American Shaolin
Categories: Travel , Nonfiction
As a Kansas high school student, Matthew Polly used to make lists of all the things that were wrong with him. “Ignorant” topped the list, and after he took care of that by getting himself into Princeton, he decided to work on the “cowardly” and “spiritually confused” items.
His plan for that? Leave college and travel to China, where he would find the legendary Shaolin Temple and study at the feet of the fabled Buddhist kung fu masters he knew from his religious studies readings, Chinese language classes, and countless martial arts movies.
With considerable charm and self-deprecation, this gawky, geeky laowai (white foreigner) takes us along on that surprising journey in American Shaolin : Flying Kicks, Buddhist Monks, and the Legend of Iron Crotch: An Odyssey in the New China.
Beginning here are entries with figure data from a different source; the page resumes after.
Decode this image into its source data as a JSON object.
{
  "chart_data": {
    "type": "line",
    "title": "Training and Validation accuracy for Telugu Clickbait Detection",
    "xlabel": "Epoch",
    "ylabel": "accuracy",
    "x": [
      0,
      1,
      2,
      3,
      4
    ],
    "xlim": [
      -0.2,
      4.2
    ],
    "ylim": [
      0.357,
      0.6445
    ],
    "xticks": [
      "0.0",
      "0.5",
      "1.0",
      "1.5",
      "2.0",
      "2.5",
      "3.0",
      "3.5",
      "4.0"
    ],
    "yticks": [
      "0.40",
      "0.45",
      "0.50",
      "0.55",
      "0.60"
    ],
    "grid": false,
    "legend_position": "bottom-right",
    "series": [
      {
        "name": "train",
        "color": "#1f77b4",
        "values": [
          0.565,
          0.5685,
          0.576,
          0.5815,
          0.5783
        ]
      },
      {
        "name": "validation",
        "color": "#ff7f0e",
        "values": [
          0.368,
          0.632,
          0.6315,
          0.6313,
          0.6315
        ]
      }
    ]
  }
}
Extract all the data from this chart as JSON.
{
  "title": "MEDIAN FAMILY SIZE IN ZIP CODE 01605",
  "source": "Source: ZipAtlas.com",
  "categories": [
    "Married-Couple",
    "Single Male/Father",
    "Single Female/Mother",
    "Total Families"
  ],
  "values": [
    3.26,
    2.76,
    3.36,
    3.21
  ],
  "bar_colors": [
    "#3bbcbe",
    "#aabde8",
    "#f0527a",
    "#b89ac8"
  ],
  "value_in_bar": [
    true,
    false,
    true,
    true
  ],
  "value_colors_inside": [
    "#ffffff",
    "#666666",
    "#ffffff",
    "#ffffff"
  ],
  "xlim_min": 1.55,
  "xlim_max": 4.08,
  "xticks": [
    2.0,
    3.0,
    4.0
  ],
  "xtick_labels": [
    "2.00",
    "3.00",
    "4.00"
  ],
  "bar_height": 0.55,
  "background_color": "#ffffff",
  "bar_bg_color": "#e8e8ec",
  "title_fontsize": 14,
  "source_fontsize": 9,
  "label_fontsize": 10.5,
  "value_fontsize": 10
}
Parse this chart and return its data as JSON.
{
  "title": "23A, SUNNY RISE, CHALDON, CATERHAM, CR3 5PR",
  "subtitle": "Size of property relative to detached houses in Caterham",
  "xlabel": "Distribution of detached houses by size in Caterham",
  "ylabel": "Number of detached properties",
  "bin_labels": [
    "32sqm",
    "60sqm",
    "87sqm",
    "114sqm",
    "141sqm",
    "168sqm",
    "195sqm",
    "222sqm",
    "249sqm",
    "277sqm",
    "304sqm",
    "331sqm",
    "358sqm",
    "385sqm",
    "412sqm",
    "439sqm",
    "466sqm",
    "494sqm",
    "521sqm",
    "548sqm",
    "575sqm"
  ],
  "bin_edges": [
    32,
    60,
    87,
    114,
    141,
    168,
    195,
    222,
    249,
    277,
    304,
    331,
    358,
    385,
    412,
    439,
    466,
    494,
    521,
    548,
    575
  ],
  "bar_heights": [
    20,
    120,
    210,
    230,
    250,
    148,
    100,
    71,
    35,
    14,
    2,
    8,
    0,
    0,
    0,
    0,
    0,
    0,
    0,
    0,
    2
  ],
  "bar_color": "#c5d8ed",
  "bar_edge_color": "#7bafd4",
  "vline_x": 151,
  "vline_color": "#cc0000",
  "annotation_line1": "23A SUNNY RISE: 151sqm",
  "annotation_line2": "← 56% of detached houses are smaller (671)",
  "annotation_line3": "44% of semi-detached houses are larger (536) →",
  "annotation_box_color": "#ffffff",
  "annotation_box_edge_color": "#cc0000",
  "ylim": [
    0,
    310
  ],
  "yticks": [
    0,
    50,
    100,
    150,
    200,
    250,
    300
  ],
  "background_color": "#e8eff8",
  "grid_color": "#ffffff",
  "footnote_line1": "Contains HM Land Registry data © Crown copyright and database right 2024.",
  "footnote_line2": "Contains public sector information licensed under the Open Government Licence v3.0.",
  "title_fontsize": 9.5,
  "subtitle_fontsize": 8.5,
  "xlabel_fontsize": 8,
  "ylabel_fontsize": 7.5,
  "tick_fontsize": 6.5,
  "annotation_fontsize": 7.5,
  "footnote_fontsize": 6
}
This was in the early 1990s, not long after Tiananmen Square, when most Americans would not have wanted to make such a trip. Yet our self-confessed young coward managed to travel solo to rural China, find the temple, and persuade the monks to take him on for two years. Both his ability to speak Chinese and his American dollars helped.
Polly introduces us to his instructors, young and old, and describes life in the temple and its surrounding village. Along the way, he introduces us to Chinese culture, from traditional courtesies to Maoist dating laws to drinking games.
And just as he gradually becomes more comfortable in this very different society, he gradually becomes more adept at one of the temple’s martial arts disciplines, to the point where he takes part in an international competition.
The story is often very funny, and always interesting. Polly does skirt some issues—he gives us some clues about his motivations for becoming a martial arts master and talks about the rage he learns to release in his fights, but probably isn’t really as disingenuous as he seems. The religious part of his quest gets short shift, and for non-martial-artists, the fight scenes may be a bit obscure.
Still, it’s an absolutely fascinating journey, and it’s amusing to meet a young man who actually did what so many American boys have dreamed of doing.